Have you noticed when you stand in front of the class to begin teaching your students slouch down in their seats in a lackluster or defensive manner, assuming that another whole group lesson will be boring or too difficult? The design of the classroom space lets students know if it is teacher centered or student centered. Students can tell by the desk arrangement and the positioning of resources if there will be collaborative work, independent work, small group focus lessons or large group discussions.
If you want students to collaborate, give them an environment that encourages it. The individual elements of a classroom space work together to create an atmosphere that can either inspire students or stifle them. With that in mind, it’s easy to see what sort of negative effects a traditional classroom may have with its rigid design and structure. Active learning and true engagement require a far more flexible environment, one that gives students room to explore and succeed.
A learning environment that is conducive to students needs can help them develop both new knowledge and skills as well as performance, moral and civic character by experiencing the feelings of competence, belonging, security, friendliness, citizenship, cooperation, curiosity, creativity, and responsibility. We believe, as stated in the Academic Excellence Framework, that when teachers ENGAGE in intentionally planning a functional learning environment, they seek to improve learning as efficiently, effectively, and equitably as possible for ALL students, including those with differing abilities.
Here are five ways to make your classroom learning environment the third teacher; equal in importance as a parent or teacher. Make these distinct learning environments: focused learning environment, collaborative learning environment, and hands-on project-based learning environment.
- Design a flexible learning environment. Populate classrooms or “learning studios” with movable furniture and walls that can be reconfigured for different learning situations. Make your classroom space flexible, changing the seating arrangement based on whether students are working collaboratively, individually or having a group discussion or mini-lesson with the teacher. Outline your floor plan, room space to design a more functional space.
- Facilitate spontaneous collaboration. Convert walls into corner studios with whiteboard writable walls as a student working space. Position easels, tables, filing cabinets, and bookcases to create spaces and places for note taking, brainstorming, researching and experimenting. Move beyond using your interactive whiteboard as a glorified projector screen to using it as an active part of your students’ daily educational experience.

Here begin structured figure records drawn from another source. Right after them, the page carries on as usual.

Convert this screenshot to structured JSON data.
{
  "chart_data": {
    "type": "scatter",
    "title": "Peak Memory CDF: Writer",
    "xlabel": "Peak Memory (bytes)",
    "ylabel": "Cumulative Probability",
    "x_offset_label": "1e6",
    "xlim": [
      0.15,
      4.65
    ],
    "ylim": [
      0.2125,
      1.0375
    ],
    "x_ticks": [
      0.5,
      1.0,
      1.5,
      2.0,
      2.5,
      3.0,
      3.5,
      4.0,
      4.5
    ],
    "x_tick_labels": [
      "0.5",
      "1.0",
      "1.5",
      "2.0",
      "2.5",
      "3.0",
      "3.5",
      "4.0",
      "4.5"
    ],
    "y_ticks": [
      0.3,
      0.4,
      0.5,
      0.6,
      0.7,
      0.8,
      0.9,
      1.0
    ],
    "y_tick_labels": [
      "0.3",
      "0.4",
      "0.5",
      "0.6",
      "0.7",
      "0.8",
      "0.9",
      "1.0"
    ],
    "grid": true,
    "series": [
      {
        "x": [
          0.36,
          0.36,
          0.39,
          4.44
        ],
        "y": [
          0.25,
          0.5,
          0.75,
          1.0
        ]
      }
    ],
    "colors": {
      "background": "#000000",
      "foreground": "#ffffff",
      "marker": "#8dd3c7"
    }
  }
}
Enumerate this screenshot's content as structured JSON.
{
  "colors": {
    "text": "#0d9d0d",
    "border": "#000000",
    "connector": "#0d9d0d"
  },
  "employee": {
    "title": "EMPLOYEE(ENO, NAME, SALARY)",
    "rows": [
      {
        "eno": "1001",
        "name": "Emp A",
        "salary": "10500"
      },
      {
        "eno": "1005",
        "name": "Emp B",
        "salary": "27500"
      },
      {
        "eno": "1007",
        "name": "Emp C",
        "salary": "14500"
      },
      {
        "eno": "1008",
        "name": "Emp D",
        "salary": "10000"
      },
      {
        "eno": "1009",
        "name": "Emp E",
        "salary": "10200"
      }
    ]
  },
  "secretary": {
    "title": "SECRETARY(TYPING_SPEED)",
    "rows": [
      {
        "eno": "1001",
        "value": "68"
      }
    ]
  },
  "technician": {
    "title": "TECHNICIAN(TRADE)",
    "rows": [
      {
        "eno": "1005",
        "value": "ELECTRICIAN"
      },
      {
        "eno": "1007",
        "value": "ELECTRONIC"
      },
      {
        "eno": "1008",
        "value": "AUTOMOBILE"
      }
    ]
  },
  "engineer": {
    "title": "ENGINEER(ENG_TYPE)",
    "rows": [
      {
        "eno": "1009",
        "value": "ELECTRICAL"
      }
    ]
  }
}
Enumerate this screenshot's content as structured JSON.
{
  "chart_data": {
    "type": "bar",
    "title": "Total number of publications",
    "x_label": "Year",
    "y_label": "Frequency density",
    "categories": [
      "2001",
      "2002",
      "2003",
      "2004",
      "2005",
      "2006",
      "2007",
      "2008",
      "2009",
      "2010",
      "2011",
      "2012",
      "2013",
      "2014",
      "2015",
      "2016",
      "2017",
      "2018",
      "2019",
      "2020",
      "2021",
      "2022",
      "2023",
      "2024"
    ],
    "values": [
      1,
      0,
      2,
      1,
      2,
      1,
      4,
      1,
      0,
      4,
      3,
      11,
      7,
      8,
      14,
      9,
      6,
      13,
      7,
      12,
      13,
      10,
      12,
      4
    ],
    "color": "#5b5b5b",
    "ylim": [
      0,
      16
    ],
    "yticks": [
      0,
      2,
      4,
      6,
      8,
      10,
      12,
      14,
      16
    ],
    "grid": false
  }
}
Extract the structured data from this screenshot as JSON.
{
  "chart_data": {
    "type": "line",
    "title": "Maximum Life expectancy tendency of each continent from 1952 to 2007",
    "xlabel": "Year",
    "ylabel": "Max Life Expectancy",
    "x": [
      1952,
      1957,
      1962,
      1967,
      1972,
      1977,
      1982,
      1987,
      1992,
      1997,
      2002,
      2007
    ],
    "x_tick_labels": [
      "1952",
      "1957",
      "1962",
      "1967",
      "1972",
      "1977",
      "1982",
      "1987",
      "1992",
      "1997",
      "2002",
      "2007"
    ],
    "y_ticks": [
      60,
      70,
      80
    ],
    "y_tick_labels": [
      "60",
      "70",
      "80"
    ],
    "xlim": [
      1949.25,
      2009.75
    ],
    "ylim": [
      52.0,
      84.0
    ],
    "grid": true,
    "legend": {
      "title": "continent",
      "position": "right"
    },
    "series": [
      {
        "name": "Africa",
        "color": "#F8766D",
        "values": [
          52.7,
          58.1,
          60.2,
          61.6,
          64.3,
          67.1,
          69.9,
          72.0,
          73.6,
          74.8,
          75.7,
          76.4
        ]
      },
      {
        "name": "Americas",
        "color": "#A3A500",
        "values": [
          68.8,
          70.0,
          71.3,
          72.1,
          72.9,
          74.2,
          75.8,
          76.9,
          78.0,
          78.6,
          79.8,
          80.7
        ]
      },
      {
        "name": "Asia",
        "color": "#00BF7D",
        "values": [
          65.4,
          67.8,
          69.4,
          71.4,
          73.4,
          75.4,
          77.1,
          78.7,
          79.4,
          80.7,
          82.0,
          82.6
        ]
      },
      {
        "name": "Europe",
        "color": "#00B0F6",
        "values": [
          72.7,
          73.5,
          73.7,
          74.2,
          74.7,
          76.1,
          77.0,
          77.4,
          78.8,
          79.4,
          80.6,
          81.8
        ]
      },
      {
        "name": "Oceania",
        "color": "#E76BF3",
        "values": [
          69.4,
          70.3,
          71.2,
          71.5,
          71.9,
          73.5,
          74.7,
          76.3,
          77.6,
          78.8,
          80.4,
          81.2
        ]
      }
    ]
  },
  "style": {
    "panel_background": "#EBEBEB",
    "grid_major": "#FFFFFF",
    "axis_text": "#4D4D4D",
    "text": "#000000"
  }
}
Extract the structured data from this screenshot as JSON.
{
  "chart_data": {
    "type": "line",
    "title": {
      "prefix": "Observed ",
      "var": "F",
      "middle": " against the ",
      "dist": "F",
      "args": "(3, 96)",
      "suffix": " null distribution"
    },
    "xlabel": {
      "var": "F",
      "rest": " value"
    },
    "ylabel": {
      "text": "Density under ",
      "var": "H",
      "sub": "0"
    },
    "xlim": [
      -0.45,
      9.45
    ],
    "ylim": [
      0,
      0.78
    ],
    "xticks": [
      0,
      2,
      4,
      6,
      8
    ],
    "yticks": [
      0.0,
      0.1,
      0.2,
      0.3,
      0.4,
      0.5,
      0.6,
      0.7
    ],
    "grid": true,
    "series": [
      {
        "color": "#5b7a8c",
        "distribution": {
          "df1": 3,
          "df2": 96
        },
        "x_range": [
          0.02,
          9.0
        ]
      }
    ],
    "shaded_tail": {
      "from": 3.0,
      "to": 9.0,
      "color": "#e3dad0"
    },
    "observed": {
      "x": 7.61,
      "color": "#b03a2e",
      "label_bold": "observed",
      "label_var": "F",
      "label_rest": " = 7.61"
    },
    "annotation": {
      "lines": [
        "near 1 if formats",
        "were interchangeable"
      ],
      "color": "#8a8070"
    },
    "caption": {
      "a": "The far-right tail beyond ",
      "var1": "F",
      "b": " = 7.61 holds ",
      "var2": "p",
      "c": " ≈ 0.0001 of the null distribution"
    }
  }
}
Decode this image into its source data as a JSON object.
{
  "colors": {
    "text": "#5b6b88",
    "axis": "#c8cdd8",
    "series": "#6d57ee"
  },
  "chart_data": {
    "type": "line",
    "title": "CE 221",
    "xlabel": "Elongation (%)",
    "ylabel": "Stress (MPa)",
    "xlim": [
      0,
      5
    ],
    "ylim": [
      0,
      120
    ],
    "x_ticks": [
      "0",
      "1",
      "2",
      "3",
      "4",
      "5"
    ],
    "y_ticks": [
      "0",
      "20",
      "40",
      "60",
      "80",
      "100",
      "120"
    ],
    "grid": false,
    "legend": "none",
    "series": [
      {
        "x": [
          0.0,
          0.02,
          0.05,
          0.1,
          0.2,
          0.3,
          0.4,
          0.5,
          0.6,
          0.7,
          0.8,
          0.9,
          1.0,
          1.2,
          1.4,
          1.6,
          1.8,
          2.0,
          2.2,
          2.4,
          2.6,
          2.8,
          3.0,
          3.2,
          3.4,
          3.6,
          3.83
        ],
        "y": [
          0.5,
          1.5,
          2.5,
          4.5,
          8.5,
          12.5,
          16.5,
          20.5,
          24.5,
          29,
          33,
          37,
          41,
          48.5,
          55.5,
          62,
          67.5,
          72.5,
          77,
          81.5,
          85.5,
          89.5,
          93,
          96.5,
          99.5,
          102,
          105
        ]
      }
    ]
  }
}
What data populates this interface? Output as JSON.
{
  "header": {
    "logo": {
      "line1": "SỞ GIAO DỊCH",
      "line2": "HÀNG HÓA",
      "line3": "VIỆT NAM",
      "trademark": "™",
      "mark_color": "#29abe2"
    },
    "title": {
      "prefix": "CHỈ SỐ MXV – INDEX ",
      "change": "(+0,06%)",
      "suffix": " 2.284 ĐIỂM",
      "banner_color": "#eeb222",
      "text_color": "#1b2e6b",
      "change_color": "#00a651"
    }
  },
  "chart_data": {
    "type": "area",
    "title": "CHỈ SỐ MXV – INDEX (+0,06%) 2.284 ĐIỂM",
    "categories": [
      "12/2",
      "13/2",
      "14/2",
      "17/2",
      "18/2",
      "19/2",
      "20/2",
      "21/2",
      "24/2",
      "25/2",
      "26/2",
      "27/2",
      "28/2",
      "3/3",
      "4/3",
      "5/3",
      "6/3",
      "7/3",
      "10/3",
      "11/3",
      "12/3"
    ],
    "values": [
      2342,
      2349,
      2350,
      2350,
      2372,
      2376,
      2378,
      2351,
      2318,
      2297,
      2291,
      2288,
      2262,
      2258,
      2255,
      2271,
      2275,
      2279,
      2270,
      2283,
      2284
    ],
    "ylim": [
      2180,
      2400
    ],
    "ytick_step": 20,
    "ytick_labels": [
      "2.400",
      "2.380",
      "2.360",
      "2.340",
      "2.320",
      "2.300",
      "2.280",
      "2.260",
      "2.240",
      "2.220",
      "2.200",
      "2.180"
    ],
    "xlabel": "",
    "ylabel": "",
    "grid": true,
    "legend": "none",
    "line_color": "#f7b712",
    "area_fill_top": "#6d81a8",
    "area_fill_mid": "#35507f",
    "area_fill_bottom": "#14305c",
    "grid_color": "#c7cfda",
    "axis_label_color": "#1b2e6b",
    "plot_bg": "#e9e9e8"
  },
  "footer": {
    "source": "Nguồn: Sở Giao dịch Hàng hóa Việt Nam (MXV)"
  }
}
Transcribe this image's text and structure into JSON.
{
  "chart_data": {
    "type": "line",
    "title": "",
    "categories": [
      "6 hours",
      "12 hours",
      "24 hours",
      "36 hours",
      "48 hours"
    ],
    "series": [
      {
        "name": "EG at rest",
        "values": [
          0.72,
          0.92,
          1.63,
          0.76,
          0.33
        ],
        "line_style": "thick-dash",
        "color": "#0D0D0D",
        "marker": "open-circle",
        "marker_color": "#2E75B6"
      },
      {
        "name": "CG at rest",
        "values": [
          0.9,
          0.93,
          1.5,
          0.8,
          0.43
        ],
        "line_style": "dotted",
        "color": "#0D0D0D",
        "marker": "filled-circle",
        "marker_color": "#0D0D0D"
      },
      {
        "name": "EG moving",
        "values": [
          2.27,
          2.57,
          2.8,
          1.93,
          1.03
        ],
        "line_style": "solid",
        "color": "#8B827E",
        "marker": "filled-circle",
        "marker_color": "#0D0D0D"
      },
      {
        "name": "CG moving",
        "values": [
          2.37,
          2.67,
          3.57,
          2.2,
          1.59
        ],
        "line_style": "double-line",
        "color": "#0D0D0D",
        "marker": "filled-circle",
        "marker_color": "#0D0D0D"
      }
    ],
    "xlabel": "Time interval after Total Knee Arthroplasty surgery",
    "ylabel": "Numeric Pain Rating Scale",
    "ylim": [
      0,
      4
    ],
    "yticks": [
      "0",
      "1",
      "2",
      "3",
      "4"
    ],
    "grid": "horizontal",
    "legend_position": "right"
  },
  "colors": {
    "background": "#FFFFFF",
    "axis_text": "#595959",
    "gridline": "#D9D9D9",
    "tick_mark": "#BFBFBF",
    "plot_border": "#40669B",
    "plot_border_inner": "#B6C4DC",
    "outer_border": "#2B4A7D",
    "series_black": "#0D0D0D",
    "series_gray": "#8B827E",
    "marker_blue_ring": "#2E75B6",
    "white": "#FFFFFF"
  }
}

3. Create 21st Century Classroom Opportunities. Intentionally organize laptops, tablets and other technology resources for individual and group work. Give students choices for research, practice, and presentations in a technology space. Integrated into the curriculum, technology tools to powerfully extend learning. In today’s interconnected and technology-drive world, these tools can provide students and teachers with:
- Access to up-to-date, primary source material,
- Methods of collecting/recording data,
- Ways to collaborate with others around the world,
- Opportunities for expressing understanding
- Plan the environment based on your students’ needs. Foster learning tailored to the needs and wants of each student. Such environments offer the opportunity for students to “acquire and own” knowledge and skills in a personalized space, adapted to the student’s own learning styles and preferences. Provide comfortable seating and lighting for students who need an alternative to the typical classroom chairs and desks.
- Drum up donations to support your classroom makeover. Start a fund raising campaign at Indiegogo and Donors Choose. Write grants through NOVA for school furniture. Plan a drive-by at the local college during graduation week to collect furniture to recycle. Contact other organizations for reusable equipment, like The Reuse Network. Re-purpose materials you already have for 21st century functionality. Take a tour of classrooms at your school and use a T-chart to take notes on what you notice that makes the classroom space Teacher-Center or Student-Centered.
Think of an optimal learning environment as the support system that organizes the condition in which humans learn best. Each classroom space becomes a learning platform for authentic connections which ignites students’ thinking and learning. Greater interaction and communication between students and enhanced engagement, exploration and purposeful application of learning will take place. The learning spaces empower learners; teachers are facilitators, students are on the move. This type of learning environment provides the structures, tools, and communities that inspire students and educators to attain the knowledge and skills the 21st century demands of us all.